In a paper published in the Journal of Interventional Radiology (JVIR), principal investigator Shivank Bhatia (Miller School of Medicine, Miami, USA) et al write that PAE has recently been recognised as a viable treatment for BPH, and has been included within the American Urological Association (AUA) treatment guidelines. Yet, despite its increasing recognition there is a scarcity of long-term research to support its efficacy.

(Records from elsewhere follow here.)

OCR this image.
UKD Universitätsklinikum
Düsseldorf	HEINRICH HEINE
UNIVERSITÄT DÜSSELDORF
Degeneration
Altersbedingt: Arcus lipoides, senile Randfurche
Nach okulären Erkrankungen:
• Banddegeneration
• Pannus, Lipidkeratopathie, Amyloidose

Their study included 1,075 patients with moderate-to-severe LUTS or urinary retention who underwent PAE in the period between January 2014 and July 2023. Patients were assessed at one, three, six and 12 months post-PAE and then yearly thereafter. Bhatia and colleagues used several modes to assess patient progress, including: the International Prostate Symptom Score (IPSS), quality of life (QoL) score, International Index of Erectile Function Score (IIEF-5), prostate-specific antigen (PSA), prostate volume (PV), post-void residual (PVR), benign prostatic obstruction (BPO) medication usage, urinary catheter status, and further prostate interventions. In addition, adverse events were recorded using the Society of Interventional Radiology adverse event (SIR-AE) severity classification.

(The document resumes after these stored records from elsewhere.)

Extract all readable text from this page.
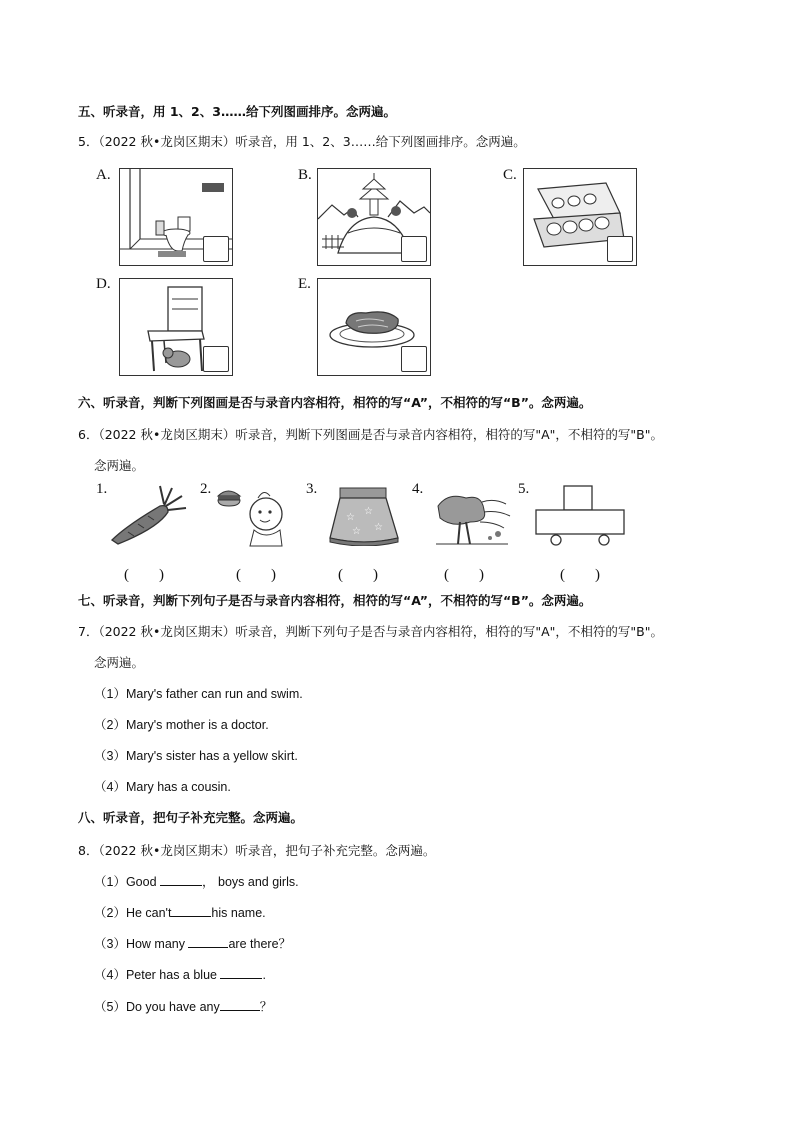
五、听录音，用 1、2、3……给下列图画排序。念两遍。
5．（2022 秋•龙岗区期末）听录音，用 1、2、3……给下列图画排序。念两遍。
A.	B.	C.
D.	E.
六、听录音，判断下列图画是否与录音内容相符，相符的写“A”，不相符的写“B”。念两遍。
6．（2022 秋•龙岗区期末）听录音，判断下列图画是否与录音内容相符，相符的写"A"，不相符的写"B"。
念两遍。
1.
(　　)
2.
(　　)
3.
☆
☆
☆
☆
(　　)
4.
(　　)
5.
(　　)
七、听录音，判断下列句子是否与录音内容相符，相符的写“A”，不相符的写“B”。念两遍。
7．（2022 秋•龙岗区期末）听录音，判断下列句子是否与录音内容相符，相符的写"A"，不相符的写"B"。
念两遍。
（1）Mary's father can run and swim.
（2）Mary's mother is a doctor.
（3）Mary's sister has a yellow skirt.
（4）Mary has a cousin.
八、听录音，把句子补充完整。念两遍。
8．（2022 秋•龙岗区期末）听录音，把句子补充完整。念两遍。
（1）Good	， boys and girls.
（2）He can't	his name.
（3）How many	are there？
（4）Peter has a blue	.
（5）Do you have any	？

Mean follow-up was 458.4 days, and the average patient age was 70.4 years. Median prostate volume was reported as 107 grams, and median pre-procedure IPSS, QoL, IIEF-5 and PSA were 23 (18–28), 5 (4–6), 17 (10–21), and 4.7 (2.6–8), respectively. In the LUTS subgroup, at 1–3, 6–12 and 48–60 months, the median IPSS was 7 (4–12, p<0.001), 6 (3–11, p<0.001), and 9 (4–15, p<0.001). QoL scores were 2 (1–2, p<0.001), 1(0–2, p<0.001), 2 (0–3, p<0.001) at the same timepoints. Of patients in the urinary retention cohort, 119 (94%) out of 126 patients were catheter-free at the three-month follow-up.
Up to 60 months post-PAE, 90 patients required reintervention. Overall, 65.5% of patients were BPO-medication free at one year following initial PAE. In this cohort, 7% of patients with an SIR-AE severity score of severe, which included three patients with transient ischaemic-attacks, two with urosepsis (treated via inpatient setting with intravenous-antibiotics), and finally, two patients with prostate sloughing. All adverse events resolved without sequelae, state Bhatia et al.
In their large cohort with long-term longitudinal follow-up, the authors report the significant improvement in LUTS symptoms, highlighting that 94% of catheter-dependant patients at baseline becoming catheter-free at three months.
They state that PAE is validated as safe and effective for the treatment of BPH, and, given its “efficacy and favourable safety profile”, should be considered equal to traditional surgical treatments. Bhatia and colleagues add that PAE should be more broadly integrated within clinical practice as a standard option for BPH.